Fliway Group first-half profit dropped 39 per cent as the impact of a major customer's exit and higher freight costs caused by last November's Kaikoura earthquake weighed on the transport and logistics group.
Net profit fell to $2.2 million, or 4.8 cents per share, in the six months ended December 31, from $3.6m, or 7.9 cents a year earlier, the Auckland-based company said in a statement. Revenue slipped 1.4 per cent to $43.2m as a new customer won in December and upgrades to existing clients bolstered sales in the final month of the period. Profit fell short of Forsyth Barr analyst Andy Bowley's forecast of $3.1m, although revenue exceeded his expectation for sales of $40.5m.
Fliway had previously signalled the lost customer would hit underlying earnings by about 10 per cent and embarked on a cost-cutting exercise last year to offset the impact. While personnel costs fell 4 per cent to $14.5m, disbursement costs were up 3.4 per cent to $12.1m and freight costs jumped 33 per cent to $2.4m.

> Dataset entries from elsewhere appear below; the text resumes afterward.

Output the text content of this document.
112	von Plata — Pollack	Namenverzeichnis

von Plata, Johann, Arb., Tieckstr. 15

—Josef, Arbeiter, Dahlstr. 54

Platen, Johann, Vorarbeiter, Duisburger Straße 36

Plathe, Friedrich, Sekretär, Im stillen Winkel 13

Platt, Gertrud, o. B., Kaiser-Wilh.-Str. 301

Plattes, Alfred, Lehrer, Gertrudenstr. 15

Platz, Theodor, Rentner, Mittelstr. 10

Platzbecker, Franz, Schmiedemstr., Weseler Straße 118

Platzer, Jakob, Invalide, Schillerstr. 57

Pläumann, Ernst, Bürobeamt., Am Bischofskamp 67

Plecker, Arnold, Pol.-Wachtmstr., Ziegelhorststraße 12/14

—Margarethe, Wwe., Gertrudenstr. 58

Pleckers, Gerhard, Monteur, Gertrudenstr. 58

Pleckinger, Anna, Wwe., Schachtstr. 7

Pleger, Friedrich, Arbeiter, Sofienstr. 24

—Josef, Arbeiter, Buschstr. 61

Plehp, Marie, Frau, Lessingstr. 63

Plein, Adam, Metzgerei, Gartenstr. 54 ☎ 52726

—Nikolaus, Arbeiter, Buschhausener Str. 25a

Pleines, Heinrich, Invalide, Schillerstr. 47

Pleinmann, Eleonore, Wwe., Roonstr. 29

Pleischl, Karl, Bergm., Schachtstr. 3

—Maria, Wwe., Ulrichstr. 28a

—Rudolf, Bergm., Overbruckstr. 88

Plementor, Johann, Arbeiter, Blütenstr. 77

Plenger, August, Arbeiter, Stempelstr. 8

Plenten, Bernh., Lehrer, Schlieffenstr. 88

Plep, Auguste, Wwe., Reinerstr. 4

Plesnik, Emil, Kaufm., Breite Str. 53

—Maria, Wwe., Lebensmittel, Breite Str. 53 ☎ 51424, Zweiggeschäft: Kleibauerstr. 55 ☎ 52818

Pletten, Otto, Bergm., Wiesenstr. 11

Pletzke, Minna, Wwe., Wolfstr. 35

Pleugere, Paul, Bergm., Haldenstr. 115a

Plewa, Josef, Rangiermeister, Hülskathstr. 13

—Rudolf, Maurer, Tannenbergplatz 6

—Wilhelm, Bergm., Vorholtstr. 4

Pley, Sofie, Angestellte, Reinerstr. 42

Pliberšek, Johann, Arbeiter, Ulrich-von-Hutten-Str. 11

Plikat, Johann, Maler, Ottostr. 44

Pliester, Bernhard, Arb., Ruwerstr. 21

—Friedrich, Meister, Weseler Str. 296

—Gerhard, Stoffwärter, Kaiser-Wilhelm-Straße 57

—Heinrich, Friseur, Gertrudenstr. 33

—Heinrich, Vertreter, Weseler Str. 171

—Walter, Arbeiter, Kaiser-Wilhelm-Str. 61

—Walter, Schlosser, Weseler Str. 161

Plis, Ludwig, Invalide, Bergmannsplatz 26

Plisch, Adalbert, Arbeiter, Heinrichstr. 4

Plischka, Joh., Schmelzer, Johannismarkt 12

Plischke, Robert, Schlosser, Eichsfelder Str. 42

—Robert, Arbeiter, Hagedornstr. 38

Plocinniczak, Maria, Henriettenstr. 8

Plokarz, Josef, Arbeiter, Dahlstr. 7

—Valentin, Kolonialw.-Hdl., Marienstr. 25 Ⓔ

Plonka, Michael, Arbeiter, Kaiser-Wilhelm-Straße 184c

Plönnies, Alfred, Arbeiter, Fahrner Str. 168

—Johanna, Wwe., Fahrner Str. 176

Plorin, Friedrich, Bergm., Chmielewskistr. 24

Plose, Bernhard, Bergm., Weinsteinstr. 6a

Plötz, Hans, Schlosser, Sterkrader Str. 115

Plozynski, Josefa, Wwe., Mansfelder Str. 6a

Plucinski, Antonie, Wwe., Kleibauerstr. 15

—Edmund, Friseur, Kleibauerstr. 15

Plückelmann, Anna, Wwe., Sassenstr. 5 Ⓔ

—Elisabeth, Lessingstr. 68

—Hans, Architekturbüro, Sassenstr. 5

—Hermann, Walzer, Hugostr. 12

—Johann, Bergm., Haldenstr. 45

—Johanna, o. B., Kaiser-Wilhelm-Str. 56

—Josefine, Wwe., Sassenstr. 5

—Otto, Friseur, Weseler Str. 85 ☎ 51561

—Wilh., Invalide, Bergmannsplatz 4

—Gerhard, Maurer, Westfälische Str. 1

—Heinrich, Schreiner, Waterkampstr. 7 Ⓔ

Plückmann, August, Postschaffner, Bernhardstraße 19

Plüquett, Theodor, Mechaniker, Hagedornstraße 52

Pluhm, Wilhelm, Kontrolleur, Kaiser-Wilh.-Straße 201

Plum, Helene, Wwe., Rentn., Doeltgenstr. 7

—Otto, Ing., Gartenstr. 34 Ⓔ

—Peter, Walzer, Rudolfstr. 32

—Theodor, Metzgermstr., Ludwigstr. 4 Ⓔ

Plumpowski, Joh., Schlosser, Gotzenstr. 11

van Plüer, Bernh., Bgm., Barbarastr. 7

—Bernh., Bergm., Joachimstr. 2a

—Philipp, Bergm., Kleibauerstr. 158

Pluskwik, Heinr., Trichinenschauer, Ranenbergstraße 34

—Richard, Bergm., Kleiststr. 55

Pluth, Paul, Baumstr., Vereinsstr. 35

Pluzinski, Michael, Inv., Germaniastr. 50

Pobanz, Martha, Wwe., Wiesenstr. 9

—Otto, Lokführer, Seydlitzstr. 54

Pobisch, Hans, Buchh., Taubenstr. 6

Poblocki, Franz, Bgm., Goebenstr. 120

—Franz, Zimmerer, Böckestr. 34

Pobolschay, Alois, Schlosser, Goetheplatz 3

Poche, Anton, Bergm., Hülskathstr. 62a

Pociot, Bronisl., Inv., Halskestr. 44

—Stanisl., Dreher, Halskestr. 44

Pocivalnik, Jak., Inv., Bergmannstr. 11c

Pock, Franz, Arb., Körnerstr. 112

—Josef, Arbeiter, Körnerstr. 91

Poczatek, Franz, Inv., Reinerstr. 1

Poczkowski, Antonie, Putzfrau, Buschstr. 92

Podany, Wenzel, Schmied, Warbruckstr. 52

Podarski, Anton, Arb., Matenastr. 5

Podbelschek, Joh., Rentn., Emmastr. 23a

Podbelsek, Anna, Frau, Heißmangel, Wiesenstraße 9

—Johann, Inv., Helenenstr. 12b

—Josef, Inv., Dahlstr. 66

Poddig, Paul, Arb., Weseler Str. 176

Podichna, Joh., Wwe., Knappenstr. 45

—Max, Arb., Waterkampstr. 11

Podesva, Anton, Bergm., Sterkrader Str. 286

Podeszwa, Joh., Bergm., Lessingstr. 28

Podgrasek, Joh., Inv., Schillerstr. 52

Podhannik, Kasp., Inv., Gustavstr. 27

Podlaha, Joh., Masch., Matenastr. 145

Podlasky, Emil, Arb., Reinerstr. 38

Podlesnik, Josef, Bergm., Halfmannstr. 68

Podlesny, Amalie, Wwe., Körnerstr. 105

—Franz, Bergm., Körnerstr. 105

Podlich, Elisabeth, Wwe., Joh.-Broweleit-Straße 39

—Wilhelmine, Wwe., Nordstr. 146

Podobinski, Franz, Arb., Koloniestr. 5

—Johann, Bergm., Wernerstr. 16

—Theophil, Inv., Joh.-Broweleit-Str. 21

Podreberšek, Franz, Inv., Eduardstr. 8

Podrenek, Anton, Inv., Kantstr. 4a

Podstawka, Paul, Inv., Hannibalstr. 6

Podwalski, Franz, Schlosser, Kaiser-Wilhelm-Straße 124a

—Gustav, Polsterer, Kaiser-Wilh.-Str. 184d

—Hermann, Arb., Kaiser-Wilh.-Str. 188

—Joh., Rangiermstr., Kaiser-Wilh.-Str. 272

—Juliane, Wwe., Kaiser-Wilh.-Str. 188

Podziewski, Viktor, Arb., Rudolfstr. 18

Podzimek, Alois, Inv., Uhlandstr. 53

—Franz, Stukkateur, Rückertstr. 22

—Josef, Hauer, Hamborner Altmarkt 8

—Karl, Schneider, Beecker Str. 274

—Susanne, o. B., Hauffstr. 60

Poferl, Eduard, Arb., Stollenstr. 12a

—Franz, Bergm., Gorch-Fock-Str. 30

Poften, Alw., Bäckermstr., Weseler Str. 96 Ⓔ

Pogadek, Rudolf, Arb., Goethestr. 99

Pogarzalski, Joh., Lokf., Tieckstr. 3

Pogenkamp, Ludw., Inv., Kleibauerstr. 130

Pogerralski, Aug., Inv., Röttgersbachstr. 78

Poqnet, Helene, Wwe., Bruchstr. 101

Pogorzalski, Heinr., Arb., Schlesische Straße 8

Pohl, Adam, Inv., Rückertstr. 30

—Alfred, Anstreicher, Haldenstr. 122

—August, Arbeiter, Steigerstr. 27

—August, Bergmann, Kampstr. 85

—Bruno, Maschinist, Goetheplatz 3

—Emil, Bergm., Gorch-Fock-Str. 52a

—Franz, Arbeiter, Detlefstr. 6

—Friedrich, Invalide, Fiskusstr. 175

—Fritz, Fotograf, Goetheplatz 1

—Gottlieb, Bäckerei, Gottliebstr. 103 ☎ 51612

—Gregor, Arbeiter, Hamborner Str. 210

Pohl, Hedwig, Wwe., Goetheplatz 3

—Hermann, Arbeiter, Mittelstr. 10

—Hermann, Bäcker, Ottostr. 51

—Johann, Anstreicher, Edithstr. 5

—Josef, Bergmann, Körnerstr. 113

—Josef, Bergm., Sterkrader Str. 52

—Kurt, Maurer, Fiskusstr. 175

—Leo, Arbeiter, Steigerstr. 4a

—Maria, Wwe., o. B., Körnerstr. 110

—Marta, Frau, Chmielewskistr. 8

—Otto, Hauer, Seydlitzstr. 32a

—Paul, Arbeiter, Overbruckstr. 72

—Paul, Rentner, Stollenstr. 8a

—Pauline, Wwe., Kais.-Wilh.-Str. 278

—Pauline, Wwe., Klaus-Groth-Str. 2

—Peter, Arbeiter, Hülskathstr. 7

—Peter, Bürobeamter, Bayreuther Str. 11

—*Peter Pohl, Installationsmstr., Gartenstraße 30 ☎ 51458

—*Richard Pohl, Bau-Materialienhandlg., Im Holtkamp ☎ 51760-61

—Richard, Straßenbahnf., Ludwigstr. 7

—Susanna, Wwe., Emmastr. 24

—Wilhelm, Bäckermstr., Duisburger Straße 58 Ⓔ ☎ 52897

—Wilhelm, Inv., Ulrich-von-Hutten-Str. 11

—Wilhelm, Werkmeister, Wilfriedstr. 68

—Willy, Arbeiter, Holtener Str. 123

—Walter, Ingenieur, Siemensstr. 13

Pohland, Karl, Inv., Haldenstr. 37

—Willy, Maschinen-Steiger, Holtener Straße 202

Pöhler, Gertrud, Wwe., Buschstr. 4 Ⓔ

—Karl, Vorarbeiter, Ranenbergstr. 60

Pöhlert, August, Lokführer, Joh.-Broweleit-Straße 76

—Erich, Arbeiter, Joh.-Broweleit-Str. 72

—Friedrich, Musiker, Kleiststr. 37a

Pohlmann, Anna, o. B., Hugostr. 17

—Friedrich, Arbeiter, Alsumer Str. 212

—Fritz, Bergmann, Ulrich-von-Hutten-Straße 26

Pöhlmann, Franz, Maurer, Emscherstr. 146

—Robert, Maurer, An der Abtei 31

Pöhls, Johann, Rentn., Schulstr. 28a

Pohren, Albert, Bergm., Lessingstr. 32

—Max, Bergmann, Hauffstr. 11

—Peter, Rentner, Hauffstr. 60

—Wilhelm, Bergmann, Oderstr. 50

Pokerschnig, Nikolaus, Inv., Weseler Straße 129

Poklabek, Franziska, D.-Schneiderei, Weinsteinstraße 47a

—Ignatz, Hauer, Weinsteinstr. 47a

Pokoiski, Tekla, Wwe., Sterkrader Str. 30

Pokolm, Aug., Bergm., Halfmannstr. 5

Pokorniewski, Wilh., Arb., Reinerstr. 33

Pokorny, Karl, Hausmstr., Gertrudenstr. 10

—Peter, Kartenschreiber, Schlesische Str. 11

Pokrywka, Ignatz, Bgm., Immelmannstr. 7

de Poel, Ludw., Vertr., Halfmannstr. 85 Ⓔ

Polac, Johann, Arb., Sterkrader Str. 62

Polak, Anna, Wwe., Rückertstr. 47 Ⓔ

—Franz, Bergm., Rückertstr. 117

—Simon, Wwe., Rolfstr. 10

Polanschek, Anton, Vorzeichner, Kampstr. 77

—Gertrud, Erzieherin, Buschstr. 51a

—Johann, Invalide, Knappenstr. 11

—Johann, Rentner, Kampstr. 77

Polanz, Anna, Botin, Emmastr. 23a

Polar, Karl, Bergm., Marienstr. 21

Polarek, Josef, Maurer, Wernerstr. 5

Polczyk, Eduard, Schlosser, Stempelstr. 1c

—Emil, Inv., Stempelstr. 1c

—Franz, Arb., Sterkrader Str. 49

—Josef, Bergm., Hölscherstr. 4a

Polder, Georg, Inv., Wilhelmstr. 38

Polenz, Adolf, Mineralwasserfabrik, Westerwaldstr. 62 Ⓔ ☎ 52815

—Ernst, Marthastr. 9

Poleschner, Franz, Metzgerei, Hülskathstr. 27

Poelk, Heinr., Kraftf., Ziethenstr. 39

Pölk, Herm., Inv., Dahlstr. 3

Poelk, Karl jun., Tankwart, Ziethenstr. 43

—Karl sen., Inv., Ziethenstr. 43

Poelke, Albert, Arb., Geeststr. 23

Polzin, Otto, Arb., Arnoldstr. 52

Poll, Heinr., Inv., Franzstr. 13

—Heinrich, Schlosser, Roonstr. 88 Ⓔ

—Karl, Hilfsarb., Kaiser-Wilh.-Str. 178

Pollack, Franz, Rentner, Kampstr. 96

"Issues additionally impacting the business have been capacity constraints in the transport business unit as a result of internal linehaul equipment availability and the Kaikoura earthquake, which transferred significant rail freight volumes on to road, thereby consuming capacity overflow options over a peak trading period," Fliway said today. "Customer volumes, particularly in the second quarter, exceeded the network capacity in transport."
Fliway's board declared an interim dividend of 2 cents per share, payable on April 20 with a March 31 record date, down from 3.3 cents a year earlier.
"The balance sheet and declared dividend remain conservative to ensure capacity exists in whatever form required to convert the strong sales pipeline into improved earnings," it said.
The transport group expects its second-half performance will be an improvement on the prior year, with sales growth a priority as it "looks to sell to capacity in its network and increase relationships with existing customer and business partners."
Revenue from Fliway's domestic business edged down to $29m in the period from a year earlier, while earnings before interest, tax, depreciation and amortisation dropped 27 per cent to $4.3m and the international segment's sales slipped 2.7 per cent to $14.2m for a 0.8 per cent dip in ebitda to $2m.
Its joint venture with UPS boosted the volume of import packages by 13 per cent in the half, although earnings from the unit fell to $458,000 from $613,000, which Fliway said was part of a strategy to "improve the cost of delivering a package in New Zealand in order to drive continued import package growth."
The shares last traded at $1.17 and have gained 22 per cent over the past 12 months.